Abbildung 4: Kultivierung von E. coli unter oszillierenden Sauerstoffbedingungen. Es wird das Zellwachstum unter verschiedenen oszillierenden Sauerstoffbedingungen untersucht (T', Schaltintervall zwischen aeroben und anaeroben Bedingungen). Das Zellwachstum basierend auf derA-Kolonie wird über die Zeit aufgetragen (oben), und μΔt wird über die Zeit aufgetragen, um eine zeitaufgelöste Dateninterpretation zu ermöglichen (unten). Die Daten werden als Mittelwert ± S.D. n = 5 Kolonien (60 min), 3 (30 min), 4 (10 min), 4 (5 min), 4 (2 min), 5 (1 min) ausgedrückt. Diese Zahl wurde von15 geändert. Bitte klicken Sie hier, um eine größere Version dieser Abbildung anzuzeigen.

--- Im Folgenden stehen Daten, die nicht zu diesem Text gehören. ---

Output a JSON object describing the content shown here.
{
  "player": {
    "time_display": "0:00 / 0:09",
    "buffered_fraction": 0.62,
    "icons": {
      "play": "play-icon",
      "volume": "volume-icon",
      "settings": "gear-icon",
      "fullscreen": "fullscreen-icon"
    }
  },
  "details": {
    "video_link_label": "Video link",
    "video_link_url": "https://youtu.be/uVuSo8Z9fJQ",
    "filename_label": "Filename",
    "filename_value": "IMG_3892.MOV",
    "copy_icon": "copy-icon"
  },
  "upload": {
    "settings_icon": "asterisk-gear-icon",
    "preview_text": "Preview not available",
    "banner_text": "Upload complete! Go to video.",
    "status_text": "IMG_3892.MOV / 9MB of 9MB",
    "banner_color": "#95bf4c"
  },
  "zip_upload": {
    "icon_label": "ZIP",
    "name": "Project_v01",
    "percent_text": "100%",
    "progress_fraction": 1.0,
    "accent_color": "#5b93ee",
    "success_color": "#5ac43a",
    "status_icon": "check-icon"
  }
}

Abbildung 5: Einzellige Fläche (eine einzelne Zelle ) von E. coli , kultiviert unter oszillierenden Sauerstoffbedingungen. Die Daten stammen von einer repräsentativen Kolonie aus jedem Schaltintervall T'. Diese Zahl wurde von15 geändert. Bitte klicken Sie hier, um eine größere Version dieser Abbildung anzuzeigen.